Other factors that could materially affect actual results, levels of activity, performance, or achievements can be found in our other filings with the SEC, including our Annual Report on Form 10-K for the year ended December 31, 2005. If any of these risks or uncertainties materialize, or if our underlying assumptions prove to be incorrect, actual results may vary significantly from what we projected. Any forward-looking statement you read in this Quarterly Report on Form 10-Q reflects our current views with respect to future events and is subject to these and other risks, uncertainties, and assumptions relating to our operations, results of operations, growth strategy, and liquidity. We assume no obligation to publicly update or revise these forward-looking statements for any reason, whether as a result of new information, future events, or otherwise.
Understanding our Company
Our Business
Our mission is to create great products that help investors reach their financial goals. We offer an extensive line of Internet, software, and print-based products for individual investors, financial advisors, and institutional clients. We also offer asset management services for advisors and institutional clients. We have historically generated recurring revenue because many of our products are sold through subscriptions or license agreements. We believe that while the investments in our business are significant, the variable cost of adding customers is considerably lower, particularly as our products and services focus more on Internet-based platforms and assets under management. We strive to realize this operating leverage by selling a wide variety of products and services to multiple investor segments, through multiple media, and in many geographic markets.
Our decentralized structure includes three global business segments: Individual, Advisor, and Institutional. In all three of these segments, we believe our work helps individual investors make better investment decisions. We consolidate the results of our majority-owned operations. We account for our minority-owned investments in Japan, Korea, Denmark, and Sweden using the equity method.
Industry Overview
We monitor developments in the economic and financial information industry on an ongoing basis and use these insights to help inform our company strategy, product development plans, and marketing initiatives.

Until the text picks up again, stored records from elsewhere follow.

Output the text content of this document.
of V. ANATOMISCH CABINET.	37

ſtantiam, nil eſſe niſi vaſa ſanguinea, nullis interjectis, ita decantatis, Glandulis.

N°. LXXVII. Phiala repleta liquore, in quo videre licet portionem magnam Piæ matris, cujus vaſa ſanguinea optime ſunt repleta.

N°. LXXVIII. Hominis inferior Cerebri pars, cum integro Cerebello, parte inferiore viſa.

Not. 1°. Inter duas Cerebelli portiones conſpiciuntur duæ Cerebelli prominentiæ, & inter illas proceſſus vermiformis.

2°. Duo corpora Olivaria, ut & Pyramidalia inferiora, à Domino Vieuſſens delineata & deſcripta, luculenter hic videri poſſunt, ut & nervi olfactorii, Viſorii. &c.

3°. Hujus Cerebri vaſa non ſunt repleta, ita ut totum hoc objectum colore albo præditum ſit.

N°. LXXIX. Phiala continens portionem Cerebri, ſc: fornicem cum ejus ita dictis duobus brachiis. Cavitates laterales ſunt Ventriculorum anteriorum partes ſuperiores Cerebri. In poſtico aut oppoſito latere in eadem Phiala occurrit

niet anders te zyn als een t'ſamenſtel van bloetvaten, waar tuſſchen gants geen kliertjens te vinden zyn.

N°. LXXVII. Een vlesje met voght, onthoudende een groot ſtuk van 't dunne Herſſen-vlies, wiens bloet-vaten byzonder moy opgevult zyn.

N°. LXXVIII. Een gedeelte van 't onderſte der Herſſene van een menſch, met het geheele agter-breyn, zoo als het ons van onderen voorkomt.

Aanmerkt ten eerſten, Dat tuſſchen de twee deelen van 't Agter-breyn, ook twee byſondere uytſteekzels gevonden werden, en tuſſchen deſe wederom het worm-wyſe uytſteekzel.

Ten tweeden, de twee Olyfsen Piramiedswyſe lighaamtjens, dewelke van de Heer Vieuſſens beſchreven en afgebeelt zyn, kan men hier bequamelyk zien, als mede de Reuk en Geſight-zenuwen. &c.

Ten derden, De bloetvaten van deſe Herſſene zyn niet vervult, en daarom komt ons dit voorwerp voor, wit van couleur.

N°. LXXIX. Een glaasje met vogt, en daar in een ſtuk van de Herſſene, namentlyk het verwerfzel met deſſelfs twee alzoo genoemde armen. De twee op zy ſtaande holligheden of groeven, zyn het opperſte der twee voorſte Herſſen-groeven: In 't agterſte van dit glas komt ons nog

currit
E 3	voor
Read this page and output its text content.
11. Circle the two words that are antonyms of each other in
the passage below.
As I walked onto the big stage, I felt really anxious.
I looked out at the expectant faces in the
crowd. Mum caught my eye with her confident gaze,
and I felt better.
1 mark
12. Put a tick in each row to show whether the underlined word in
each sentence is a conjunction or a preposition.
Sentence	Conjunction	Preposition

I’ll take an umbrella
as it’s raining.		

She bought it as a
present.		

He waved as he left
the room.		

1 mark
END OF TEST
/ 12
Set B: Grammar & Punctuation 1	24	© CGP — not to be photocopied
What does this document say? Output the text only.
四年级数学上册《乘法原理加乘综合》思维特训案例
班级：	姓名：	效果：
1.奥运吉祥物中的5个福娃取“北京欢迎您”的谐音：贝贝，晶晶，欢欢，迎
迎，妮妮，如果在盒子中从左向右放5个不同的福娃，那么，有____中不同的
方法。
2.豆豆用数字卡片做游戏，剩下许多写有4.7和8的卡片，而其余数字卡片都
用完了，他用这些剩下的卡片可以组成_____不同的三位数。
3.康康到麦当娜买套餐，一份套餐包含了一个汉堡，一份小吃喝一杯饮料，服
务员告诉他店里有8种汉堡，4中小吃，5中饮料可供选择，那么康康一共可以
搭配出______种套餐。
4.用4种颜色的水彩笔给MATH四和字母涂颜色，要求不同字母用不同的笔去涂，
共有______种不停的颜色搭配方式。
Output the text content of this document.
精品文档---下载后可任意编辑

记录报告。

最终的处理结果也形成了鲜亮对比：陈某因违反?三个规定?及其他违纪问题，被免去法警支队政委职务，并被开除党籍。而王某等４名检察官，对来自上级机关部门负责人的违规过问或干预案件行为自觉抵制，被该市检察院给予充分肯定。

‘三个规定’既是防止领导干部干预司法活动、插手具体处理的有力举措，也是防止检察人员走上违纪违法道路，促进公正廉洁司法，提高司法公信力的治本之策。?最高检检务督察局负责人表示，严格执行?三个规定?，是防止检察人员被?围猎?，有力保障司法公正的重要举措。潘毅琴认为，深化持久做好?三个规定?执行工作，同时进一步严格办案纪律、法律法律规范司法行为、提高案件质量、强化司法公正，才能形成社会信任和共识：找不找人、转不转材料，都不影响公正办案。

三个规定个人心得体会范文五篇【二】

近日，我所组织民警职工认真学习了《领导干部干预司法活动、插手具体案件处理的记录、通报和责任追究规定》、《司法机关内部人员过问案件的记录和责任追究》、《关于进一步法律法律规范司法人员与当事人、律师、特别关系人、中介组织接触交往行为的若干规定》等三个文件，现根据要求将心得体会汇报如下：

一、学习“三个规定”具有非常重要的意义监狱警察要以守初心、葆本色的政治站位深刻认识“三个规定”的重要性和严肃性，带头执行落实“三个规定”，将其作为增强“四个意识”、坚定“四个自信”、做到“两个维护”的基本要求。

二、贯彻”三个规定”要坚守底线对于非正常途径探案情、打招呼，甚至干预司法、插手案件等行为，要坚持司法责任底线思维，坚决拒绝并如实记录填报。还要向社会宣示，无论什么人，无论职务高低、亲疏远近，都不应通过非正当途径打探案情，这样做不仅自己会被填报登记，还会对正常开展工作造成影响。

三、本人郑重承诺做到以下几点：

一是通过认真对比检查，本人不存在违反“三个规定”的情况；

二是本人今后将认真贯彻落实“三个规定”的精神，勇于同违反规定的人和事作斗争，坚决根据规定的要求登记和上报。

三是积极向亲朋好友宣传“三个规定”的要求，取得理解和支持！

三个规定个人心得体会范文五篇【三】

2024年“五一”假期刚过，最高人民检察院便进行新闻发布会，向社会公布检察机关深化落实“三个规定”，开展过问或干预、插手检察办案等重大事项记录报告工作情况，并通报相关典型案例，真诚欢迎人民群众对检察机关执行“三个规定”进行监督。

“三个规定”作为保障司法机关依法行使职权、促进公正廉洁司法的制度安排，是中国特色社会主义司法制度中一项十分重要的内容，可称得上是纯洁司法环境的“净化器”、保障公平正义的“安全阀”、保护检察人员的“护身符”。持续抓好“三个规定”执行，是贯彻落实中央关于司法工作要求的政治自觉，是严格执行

Investment Landscape and Database Areas
Performance in the U.S. equity markets dipped lower in the second quarter of 2006, with Morningstars U.S. Market Index, a broad market benchmark, posting a total return of -1.8% for the quarter. Following the market downturn, total U.S. mutual fund assets declined slightly to about $9.33 trillion as of June 30, 2006 based on data from the Investment Company Institute, compared with about $9.36 trillion as of March 31, 2006. The number of mutual funds remained stable during the quarter.
Debate about pricing models for securities research continued in the second quarter of 2006. Following similar moves by other firms in the first quarter, brokerage firm Thomas Weisel disclosed in May that it made an agreement to unbundle its research and trading fees with Fidelity. These moves are a shift from longtime Wall Street practice of bundling costs for research in the same fees paid for trading commissions. Several large brokerage firms have taken a different tack by arguing in favor of commission sharing, which involves using separate firms for brokerage and research, with the research firm paid through credits from the trading broker.